Column: Money problems: saving is a lot harder than spending

This past summer, I blew close to $750 on clothing, which would have been more had my savings account been filled with the sufficient funds at that time. Luckily the bank I worked at paid its employees well, so heavy spending was something I could afford.

But making money is one thing and managing it is another.

And though I helped other people with their own savings, my checking account found itself, more often than not, practically empty.

Upon reading a letter from the bank about my recent shopping spree, my father rolled back in his chair.

And then he went on a whole spiel about money; I nodded and rolled my eyes childishly, as was custom whenever he lectured me about, well, anything.

To justify the shopping spree, I argued it was for school and therefore necessary (yeah, it sounds a little pathetic).

He said I’d never be able to save a dollar and that I needed to change.

I swore, mostly to spite him, from that moment on not a single dime would be wasted on inessential things, like excessive amounts of clothing.

And this past summer, what started off as a way to prove my father wrong ended up changing the way I handle money.

Every paycheck I made was stored away in the bank. All seemed well, but I still browsed through Amazon and stores at the mall, looking for things to one-day purchase. I figured it would be okay to save some money and then waste the rest of it carelessly.

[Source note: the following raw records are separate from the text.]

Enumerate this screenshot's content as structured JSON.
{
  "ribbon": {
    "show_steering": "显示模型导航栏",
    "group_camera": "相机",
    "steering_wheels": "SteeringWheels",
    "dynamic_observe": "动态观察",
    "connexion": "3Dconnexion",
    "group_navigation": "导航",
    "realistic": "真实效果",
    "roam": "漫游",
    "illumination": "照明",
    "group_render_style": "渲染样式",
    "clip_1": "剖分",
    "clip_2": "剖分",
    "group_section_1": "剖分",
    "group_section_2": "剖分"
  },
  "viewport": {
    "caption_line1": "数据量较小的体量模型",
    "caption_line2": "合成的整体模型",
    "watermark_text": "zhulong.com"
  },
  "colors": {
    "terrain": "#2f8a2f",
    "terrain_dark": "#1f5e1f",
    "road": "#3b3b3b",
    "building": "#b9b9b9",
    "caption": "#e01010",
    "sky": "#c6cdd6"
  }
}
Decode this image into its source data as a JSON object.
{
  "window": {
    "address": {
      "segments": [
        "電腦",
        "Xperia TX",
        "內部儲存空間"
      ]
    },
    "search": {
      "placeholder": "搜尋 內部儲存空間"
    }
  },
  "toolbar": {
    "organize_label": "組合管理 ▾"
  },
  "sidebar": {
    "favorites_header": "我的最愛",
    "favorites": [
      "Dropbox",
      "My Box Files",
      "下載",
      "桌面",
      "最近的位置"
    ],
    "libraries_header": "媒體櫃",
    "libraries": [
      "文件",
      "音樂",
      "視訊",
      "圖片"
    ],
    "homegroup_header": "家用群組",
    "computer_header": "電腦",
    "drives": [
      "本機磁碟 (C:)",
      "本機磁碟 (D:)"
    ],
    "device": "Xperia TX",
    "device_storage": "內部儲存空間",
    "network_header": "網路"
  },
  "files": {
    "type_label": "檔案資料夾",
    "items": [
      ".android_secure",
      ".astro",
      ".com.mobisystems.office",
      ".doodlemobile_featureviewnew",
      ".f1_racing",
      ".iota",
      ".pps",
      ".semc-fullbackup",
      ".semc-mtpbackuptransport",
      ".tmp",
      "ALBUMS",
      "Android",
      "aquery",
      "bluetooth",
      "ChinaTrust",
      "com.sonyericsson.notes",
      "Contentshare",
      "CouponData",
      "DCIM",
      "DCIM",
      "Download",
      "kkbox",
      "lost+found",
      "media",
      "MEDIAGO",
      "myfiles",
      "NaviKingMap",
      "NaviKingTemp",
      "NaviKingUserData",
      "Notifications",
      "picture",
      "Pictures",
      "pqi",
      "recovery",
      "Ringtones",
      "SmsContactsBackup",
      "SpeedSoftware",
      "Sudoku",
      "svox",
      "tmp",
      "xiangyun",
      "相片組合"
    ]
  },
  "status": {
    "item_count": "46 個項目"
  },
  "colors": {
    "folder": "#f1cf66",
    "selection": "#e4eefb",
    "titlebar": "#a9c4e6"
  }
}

I sadly considered buying a stereo for a car without owning one, practically wasting the money I painstakingly saved in the first month.

That was my rock bottom.

Something needed to be done before I ended up with a lifetime supply of toilet paper or multiple copies of “50 Shades of Grey”

Yes, you’re probably thinking: ‘what a nut job! Who throws their money away so carelessly?’

In a stagnant economy with limited job security, one would most likely save as much money as possible, but it can hard when you have no management skills.

At this point in time, the only thing keeping me from squandering away my entire savings is fear of poverty, fear of a future with no job.

I have recurring nightmares of a 30-something-year-old me living in a box—or worse, my parents’ basement—sobbing underneath a pillow because none of my future goals panned out. Scary? Yes.

And to top that, the field I’m going into, journalism, is currently undergoing some major changes. Professors tell me to be flexible and that I can’t bank on getting some stellar job. Niche jobs are hard to come by when employers ask for more than a college degree.

Imagine going into a job interview, the employer lists the requirements for the position and you sit there puzzled because you realize you’re not qualified.

And friends and family’s constant remarks about my choice in career don’t comfort me at all.

“Change majors! There are no jobs!” That’s what I usually hear.

Heck, even my doctor worries for me.

On my last physical, she suggested becoming a computer engineer or something else that might ensure financial stability, especially because she knows how I am with money (I think my mother shares too much with our doctor).

So, since the incident with the stereo, I cut my debit card and credit card up and saved more than ever this past summer.

And it feels good to know I have some money stored in the bank.

But every now and then I relapse and my friends have to pry my wallet from me.